In 2015, an 11-year-old girl was put in danger by her defective Zoll LifeVest. She was wearing the vest while recovering from emergency heart surgery. The LifeVest was meant to protect her from heart failure by delivering shocks if she went into sudden cardiac arrest. Instead, the vest routinely sounded warning alerts that terrified the entire family, burned the victim, and caused her pacemaker surgery to be delayed.
In 2013, a Florida woman died after her Zoll LifeVest failed to function properly during a defibrillation event. The device made an audible alarm, but did not shock the woman. The woman lost consciousness and died several days later. The woman’s son filed a complaint with a Florida state court, but Zoll moved the case to federal court where it was later dismissed.

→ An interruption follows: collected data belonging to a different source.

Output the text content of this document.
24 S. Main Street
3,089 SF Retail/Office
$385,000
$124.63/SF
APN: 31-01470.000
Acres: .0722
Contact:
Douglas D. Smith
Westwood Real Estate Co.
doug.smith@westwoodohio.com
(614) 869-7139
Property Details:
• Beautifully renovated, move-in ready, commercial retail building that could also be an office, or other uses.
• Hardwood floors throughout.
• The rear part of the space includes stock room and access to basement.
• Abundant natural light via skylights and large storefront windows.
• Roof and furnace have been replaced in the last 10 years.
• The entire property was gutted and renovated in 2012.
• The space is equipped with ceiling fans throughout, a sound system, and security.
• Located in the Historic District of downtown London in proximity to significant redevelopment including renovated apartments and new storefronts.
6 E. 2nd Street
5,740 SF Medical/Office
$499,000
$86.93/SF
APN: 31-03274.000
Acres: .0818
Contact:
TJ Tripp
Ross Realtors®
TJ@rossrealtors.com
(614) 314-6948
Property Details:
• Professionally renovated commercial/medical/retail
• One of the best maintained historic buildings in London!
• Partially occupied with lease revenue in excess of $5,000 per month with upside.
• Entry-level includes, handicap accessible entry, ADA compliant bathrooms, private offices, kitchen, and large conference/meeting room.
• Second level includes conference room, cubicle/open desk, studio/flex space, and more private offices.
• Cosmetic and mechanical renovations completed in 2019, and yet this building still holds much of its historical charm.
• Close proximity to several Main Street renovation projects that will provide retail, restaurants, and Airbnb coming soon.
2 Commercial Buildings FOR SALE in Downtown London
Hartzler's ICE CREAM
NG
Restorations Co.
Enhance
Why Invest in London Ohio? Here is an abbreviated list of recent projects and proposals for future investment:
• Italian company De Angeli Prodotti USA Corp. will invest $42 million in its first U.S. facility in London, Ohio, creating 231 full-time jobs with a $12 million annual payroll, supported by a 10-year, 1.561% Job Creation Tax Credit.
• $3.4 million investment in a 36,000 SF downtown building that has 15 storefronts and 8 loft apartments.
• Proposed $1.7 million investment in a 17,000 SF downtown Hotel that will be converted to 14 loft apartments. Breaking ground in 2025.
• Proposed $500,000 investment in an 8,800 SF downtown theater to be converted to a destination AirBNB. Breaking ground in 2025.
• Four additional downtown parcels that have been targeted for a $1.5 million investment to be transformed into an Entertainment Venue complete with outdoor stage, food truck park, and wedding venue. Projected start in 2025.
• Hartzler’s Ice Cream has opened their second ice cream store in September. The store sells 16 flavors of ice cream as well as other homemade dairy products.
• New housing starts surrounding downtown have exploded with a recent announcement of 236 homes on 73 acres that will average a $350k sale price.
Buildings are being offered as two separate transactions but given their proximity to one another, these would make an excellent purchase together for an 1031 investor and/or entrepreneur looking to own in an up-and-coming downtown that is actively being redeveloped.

The Zoll LifeVest was approved by the FDA in 2001. Currently, it’s the only wearable defibrillator vest on the market. The vest has been prescribed by physicians for more than 35,000 patients with various heart problems. In 2015, the LifeVest was approved for young children, but it has not yet been modified to fit them properly.
There are numerous reports of problems with the Zoll LifeVest, but many patients are unaware of the injury risks associated with these devices. The FDA loosely regulates medical devices, but they are not required to meet the same safety standards as drugs and medications. Although Zoll insists that the risks associated with their LifeVest are minimal, reports by patients of open skin sores, rashes and multiple, unnecessary shocks without warning are common.